8. Havuz Başı (1951)
Eserin adı olan Havuz Başı öyküsünde, bir adamın başından geçen dertler, tasalar, hayal kırıklıkları anlatılır. Lâkin öyle iç karartıcı cinsten değil de, Sait Faik’in dilinde olduğu gibi havadar bir şekilde. Beyazıt Meydanı’ndaki havuzun başında, kafasındaki sevgilisiyle konuşan bir adamla öykü açılış yapar. Kahramanımız kafasındaki bu diyaloglardan, konuşmalardan kendini alamaz, ancak bazen dış dünyaya geri dönüş yapar. Kitabın arka kapağında, Oktay Akbal’ın yazara dair anlattığı müthiş bir anı vardır: “Bir bahar günü Sait Faik ve Orhan Veli ile birlikte yaptığımız bir Boğaz gezintisini anımsıyorum. Üsküdar’dan Beykoz’a kadar her iskelede Sait beni sınava çekmişti: ‘Şu iskeleyi anlatmak gerekse neresinden başlarsın?’ Anadoluhisarı İskelesi’nin yanında küçük bir kahve vardır. ‘Haydi’ dedi, ‘mademki hikâyecisin, şu kahvede ilk gözüne çarpan nedir, söyle bakalım?’ Baktım üç dört kişi oturmuş, kâğıt oynuyor, kahve içiyor, duvarda birtakım basma resimler… İran şahının, Atatürk’le resmi falan. ‘Bu resimleri belirtirim’ dedim. Kızdı birden, ‘Ulan!’ dedi, ‘o kenarda tek başına oturan ihtiyar sakallı var ya? İşte asıl hikâye o be?’ “
9. Son Kuşlar (1952)
Esere adı verilen Son Kuşlar öyküsünden bahsedeyim: tabiatın cenneti kıvamında olan Adalar’ın güzellikleri, doğanın ne demek olduğunu bilmeyen fesat tiplerce mahvedilir ve bu tip insanlardan duyulan rahatsızlıklar dile getirilir. Sait Faik’in yazmakla ilgili meşhur sözü de bu eserinde yer alır: ‘’Koştum tütüncüye, kalem kâğıt aldım. Oturdum. Ada’nın tenha yollarında gezerken canım sıkılırsa küçük değnekler yontmak için cebimde taşıdığım çakımı çıkardım. Kalemi yonttum. Yonttuktan sonra tuttum öptüm. Yazmasam deli olacaktım.”

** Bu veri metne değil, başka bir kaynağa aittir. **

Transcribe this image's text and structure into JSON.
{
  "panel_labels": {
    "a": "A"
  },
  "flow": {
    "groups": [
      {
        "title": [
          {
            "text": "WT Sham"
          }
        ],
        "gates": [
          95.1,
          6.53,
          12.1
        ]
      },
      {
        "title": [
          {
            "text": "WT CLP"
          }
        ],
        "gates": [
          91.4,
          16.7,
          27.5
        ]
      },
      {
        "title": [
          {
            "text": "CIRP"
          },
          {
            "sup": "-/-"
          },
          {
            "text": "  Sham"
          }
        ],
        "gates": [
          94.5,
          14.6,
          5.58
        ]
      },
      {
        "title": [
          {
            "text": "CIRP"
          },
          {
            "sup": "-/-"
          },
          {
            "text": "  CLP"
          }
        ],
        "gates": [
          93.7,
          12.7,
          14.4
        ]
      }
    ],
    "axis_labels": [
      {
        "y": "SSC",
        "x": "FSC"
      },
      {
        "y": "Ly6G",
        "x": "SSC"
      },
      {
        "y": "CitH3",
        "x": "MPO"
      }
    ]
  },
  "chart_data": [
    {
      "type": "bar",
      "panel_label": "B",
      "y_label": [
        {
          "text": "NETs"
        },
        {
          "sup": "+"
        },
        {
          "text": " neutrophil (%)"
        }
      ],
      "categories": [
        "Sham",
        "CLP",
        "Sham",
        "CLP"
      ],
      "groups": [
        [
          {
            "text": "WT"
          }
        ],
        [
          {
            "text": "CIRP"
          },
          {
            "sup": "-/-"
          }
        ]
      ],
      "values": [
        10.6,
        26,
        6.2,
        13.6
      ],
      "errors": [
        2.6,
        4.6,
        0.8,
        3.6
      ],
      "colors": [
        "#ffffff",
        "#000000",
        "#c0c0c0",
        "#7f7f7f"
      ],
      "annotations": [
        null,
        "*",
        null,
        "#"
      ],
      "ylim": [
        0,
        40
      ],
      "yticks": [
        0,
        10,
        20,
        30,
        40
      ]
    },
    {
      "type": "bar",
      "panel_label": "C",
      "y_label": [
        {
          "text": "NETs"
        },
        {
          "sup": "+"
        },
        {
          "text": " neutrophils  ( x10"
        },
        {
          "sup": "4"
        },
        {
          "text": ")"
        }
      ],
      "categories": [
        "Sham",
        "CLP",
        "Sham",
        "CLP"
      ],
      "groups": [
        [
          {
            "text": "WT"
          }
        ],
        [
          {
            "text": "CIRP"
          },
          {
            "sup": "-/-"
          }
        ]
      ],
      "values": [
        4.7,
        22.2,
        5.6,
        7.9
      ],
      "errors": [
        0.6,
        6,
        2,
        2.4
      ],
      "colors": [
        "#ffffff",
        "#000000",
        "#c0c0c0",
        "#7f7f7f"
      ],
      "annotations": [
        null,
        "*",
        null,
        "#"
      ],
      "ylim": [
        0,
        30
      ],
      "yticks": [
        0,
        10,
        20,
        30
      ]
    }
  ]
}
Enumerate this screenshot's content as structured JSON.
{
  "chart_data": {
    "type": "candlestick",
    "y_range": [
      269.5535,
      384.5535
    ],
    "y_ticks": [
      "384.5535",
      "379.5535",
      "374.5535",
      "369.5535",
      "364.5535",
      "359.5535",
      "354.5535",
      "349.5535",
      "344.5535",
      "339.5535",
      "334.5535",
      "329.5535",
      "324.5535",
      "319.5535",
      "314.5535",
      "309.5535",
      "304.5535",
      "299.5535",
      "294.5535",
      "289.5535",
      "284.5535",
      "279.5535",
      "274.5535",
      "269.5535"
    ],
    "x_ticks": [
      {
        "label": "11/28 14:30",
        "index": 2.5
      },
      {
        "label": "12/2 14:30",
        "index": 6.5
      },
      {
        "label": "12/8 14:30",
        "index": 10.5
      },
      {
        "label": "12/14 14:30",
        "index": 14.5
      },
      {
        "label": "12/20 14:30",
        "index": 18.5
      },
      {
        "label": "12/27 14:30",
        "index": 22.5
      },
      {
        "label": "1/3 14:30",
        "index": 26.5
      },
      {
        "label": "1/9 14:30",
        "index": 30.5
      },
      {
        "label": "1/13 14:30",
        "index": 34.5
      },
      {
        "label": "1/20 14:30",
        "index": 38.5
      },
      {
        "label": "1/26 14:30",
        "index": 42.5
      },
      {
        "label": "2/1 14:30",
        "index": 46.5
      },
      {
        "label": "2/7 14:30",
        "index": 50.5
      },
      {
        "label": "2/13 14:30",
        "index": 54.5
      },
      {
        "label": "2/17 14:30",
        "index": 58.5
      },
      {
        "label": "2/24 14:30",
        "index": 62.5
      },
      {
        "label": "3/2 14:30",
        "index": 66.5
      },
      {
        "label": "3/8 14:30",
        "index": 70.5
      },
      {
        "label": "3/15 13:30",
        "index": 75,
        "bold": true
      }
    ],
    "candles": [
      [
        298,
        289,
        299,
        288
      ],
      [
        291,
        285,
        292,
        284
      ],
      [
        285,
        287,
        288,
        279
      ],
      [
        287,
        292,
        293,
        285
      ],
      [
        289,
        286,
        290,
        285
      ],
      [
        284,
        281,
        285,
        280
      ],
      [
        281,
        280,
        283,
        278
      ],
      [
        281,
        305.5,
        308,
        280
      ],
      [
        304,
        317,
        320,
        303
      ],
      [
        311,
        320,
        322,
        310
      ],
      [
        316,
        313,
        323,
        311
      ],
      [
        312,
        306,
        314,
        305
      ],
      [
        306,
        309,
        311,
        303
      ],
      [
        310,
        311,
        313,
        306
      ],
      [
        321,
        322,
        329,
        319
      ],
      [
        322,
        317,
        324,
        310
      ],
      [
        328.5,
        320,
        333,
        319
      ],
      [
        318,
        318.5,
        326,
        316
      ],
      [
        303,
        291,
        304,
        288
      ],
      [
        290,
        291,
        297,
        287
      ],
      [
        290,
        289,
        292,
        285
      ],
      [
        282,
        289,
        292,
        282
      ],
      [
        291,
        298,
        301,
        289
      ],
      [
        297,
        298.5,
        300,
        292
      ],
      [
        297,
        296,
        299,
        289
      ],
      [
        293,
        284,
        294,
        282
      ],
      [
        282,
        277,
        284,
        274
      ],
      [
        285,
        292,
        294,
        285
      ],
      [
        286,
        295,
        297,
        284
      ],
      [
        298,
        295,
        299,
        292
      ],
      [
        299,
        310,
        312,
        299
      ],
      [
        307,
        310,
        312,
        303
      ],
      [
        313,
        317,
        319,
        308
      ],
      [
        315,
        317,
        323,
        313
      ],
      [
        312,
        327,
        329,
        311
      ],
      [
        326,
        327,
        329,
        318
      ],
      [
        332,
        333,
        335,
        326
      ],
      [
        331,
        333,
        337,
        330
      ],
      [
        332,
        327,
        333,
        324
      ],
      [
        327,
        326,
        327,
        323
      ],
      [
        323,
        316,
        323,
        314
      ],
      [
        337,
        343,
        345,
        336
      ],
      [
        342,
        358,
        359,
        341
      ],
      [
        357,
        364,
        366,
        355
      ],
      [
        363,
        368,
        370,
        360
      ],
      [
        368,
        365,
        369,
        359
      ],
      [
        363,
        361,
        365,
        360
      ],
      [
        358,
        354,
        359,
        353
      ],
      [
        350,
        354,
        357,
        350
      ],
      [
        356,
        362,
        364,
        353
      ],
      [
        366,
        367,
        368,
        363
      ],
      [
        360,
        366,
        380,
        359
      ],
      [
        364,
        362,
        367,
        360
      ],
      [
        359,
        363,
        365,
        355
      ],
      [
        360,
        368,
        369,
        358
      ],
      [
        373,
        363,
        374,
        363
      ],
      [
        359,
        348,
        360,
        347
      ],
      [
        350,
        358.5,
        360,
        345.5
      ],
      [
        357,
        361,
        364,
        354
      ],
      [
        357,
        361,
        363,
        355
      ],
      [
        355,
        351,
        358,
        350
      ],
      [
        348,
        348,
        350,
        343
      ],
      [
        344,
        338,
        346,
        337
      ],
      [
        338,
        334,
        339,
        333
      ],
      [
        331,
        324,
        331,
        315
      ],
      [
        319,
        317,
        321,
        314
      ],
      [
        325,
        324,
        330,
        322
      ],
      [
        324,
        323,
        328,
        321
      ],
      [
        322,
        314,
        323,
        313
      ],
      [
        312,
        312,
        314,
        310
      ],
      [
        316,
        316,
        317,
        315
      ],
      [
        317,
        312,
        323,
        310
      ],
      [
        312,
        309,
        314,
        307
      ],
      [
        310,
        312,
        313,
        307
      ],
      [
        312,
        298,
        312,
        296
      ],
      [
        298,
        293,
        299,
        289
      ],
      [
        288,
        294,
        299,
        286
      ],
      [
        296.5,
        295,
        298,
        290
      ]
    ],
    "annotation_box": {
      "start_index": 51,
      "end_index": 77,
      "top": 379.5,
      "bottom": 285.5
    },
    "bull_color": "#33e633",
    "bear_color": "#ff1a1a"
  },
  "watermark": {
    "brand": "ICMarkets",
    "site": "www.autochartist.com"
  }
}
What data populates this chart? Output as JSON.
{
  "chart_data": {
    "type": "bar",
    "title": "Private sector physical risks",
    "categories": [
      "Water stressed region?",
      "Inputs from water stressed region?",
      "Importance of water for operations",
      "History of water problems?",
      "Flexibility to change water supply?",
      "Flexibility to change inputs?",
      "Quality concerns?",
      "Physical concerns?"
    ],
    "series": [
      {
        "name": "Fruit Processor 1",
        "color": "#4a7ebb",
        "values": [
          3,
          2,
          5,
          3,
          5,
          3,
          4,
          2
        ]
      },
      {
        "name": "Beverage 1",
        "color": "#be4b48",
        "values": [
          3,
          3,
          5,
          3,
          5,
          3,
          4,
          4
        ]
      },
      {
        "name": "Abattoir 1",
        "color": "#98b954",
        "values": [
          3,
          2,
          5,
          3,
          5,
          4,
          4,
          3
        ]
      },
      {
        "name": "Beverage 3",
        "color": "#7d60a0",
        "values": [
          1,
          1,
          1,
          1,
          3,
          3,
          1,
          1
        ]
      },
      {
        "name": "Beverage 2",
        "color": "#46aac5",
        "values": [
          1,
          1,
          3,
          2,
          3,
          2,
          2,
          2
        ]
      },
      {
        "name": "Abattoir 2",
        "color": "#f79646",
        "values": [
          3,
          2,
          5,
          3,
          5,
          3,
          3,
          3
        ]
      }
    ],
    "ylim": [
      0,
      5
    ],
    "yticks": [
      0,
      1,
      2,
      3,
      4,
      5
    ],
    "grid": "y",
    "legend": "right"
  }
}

10. Medar-ı Maişet Motoru (1952)
Bu eseri daha çok ‘’Birtakım İnsanlar’’ adıyla biliriz. Yazarın ilk romanı olma özelliğini de taşır. Romanın başkişisi, eski bir memur olan Ali Rıza’dır. Karısını kaybettikten sonra teselliyi içkide bulur. Melek isminde bir kıza, Hikmet adında bir de evlatlığa sahiptir. Hasta ve yoksul olduğundan dolayı, evlatlığı Hikmet çocuk yaşta işe başlar. Kızı Melek de berber çırağıdır. Talihsiz olaylar sonucunda evden kaçıp Beyoğlu’na giden ve burada bir berberde işe başlayan Melek’e Hikmet aşıktır. Dalgıçlık serüvenleri, define arayışı gibi hadiselerle roman tüm sıcaklığını koruyarak sürer.
11. Kayıp Aranıyor (1953)
Yazarın ikinci ve son romanıdır. Okullarda okutulması için 100 Temel Eser’e de giren roman, Nevin adlı karakterin mutluluğu arayışını konu alır. Nevin Avrupai bir eğitim görmüş, yaman bir kadındır. Köyün sıradan bir balıkçısı olan Cemal’le aralarında bir aşk macerası yaşanır. Nevin’in kimlik arayışı, saadeti bulmak adına çıktığı yol Sait Faik’in ‘’içeriden’’ üslubuyla eserin iskeletini oluşturur.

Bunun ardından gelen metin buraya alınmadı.